In some ways, having had Covid has made this next stage in the pandemic easier for us as we believe we will have immunity for a few months at least. We can go out without the same level of fear and anxiety we had before we got sick and have some limited social contact now. These strange months have also made us question our very way of life though and I’m writing this surrounded by 10 years’ worth of possessions as we sell up and begin to move home. Expat life doesn’t make as much sense when we can’t get home easily to see our elderly parents, no longer have the advantages of cheap and easy travel around the world, and the quality of life and education for our kids has decreased so significantly.
Ten years ago I left New Zealand with two small boys after the earthquakes in Christchurch so it feels somewhat fitting to be taking them home during a global pandemic.
Jordan Rondel, 31, aka The Caker, moved to Los Angeles in September 2019 to expand her baking business. The ex-Aucklander lives in the Echo Park neighbourhood with her Kiwi boyfriend and a Californian flatmate. Sister Anouk Rondel, also a co-owner in The Caker, rounds out the bubble.

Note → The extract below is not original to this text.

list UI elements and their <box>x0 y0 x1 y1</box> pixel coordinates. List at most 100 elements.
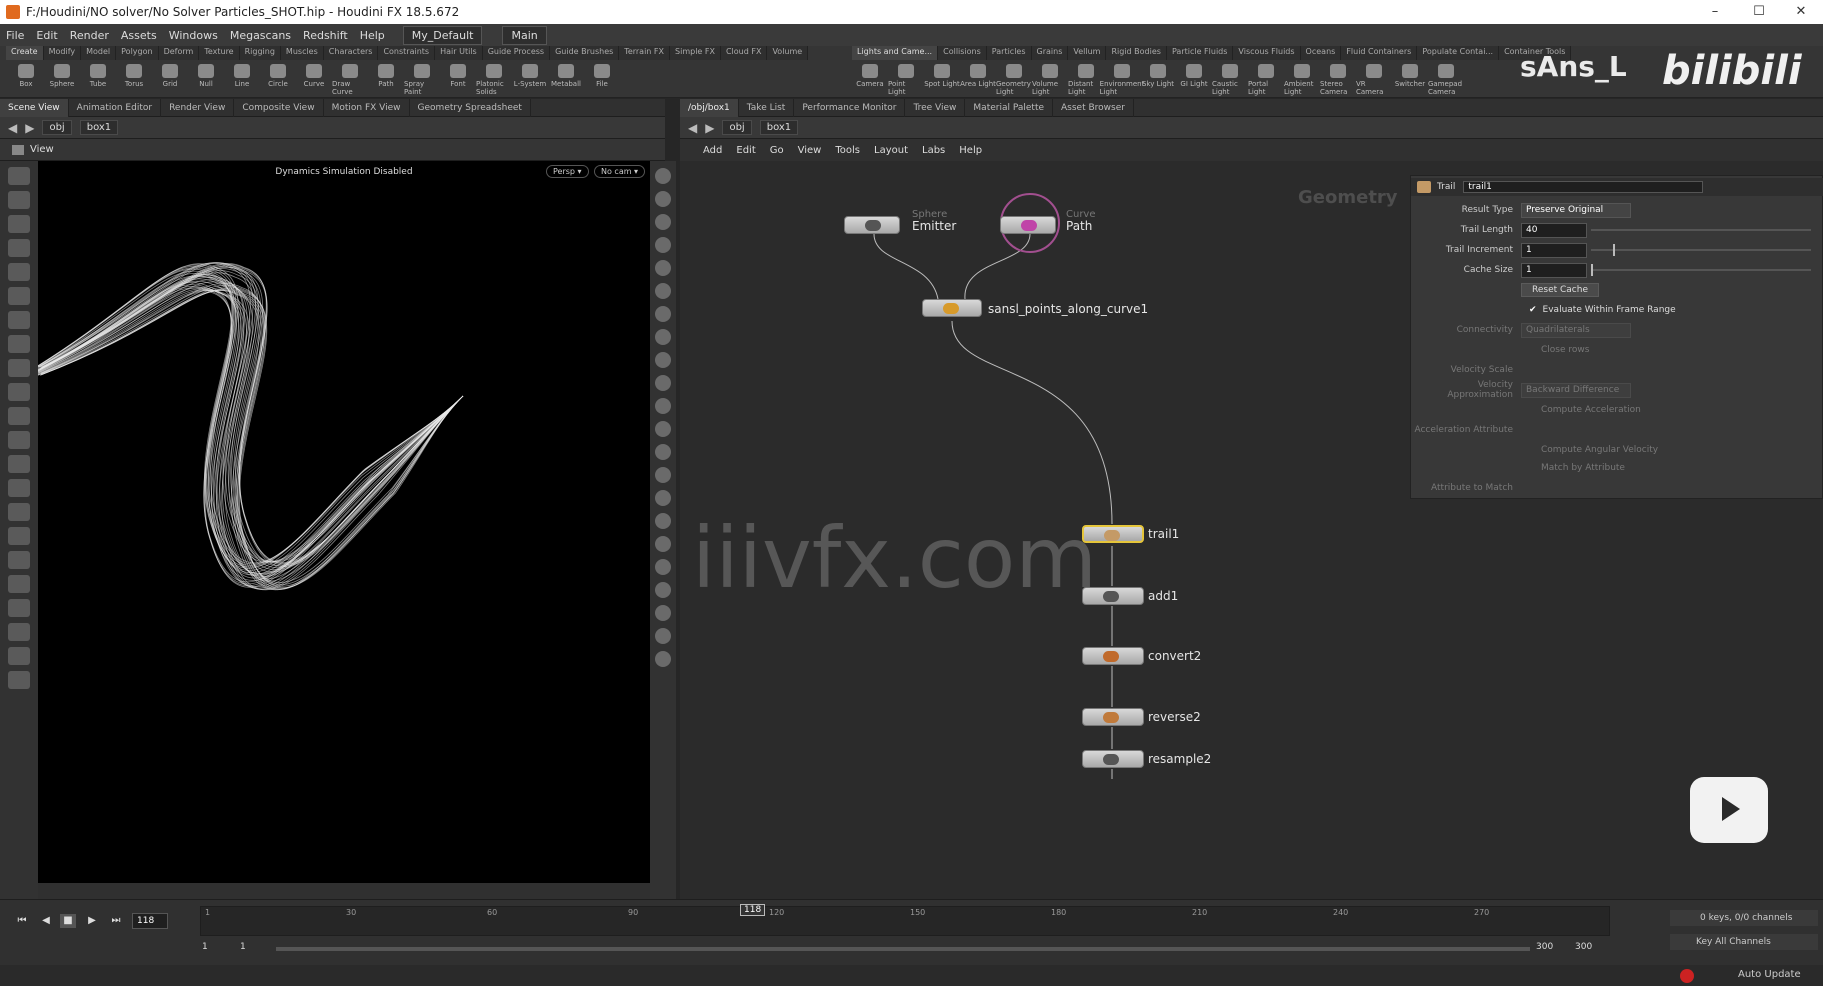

I definitely chose a very strange time to move overseas, especially to the US. When we moved to LA, our intention was to replicate what we have in New Zealand with The Caker. We’ve got this big pumping bakery, recipe books, a line of cake kits. I do classes, I write recipes – so we were trying to replicate that on an even bigger scale. When Covid hit, the idea of the bakery went out the window. In retrospect, we’re actually really glad we didn’t put everything we had into building out a bakery and hiring staff. We hadn’t signed a big lease, we hadn’t started paying builders. It’s almost like nothing really changed for us, because we were only just finding our feet anyway.
We felt like this was an opportunity for us to really focus on our shelf product, which we’ve been working on for three years. [Because of international shipping costs], we haven’t really been able to scale up at all in New Zealand. Here, it’s a completely different story, and we’re about to launch our US kits. It’s all very exciting and starting to feel quite real. This is still a good time for us to be releasing a product which requires people to bake at home, because people are still obsessed with that. Weirdly enough, the timing of it isn’t terrible.
[During the pandemic], I’ve been baking a lot, cooking a lot, spending a lot of time in the kitchen and not hating it. I get a lot of my inspiration for new [recipe] ideas from going to farmer’s markets and going out to dinner and tasting different things. [Without those], inspiration has been a little lacking, so I’ve been focusing on the old favourites like an almond butter and raspberry cake. I’ve been trying to add different things, like collagen powder to my baking, and hemp powder, and just playing around with different crazy things you can get.
I live in Echo Park and I love it there. It’s got a really nice kind of neighborhood-y, almost like a Grey Lynn feel. I like being able to walk places. Luckily, I live right next to Elysian Park, so I go there a lot, do nice walks. We’ve just started doing a little outdoor pilates thing, a friend organised it. There’s like 12 of us in the group, and we all go and sit up in Elysian and do a workout, which is good because I hadn’t done anything physical for months.
We’ve had a few little outings [to stay sane]. We went to Palm Springs for three days and to Joshua Tree. Even just going to Malibu for the day cleared the head a little bit. Having my sister always next to me has been [great]. We do everything together. We own the business together. We’re inseparable. Imagine if I didn’t have her, I would go crazy!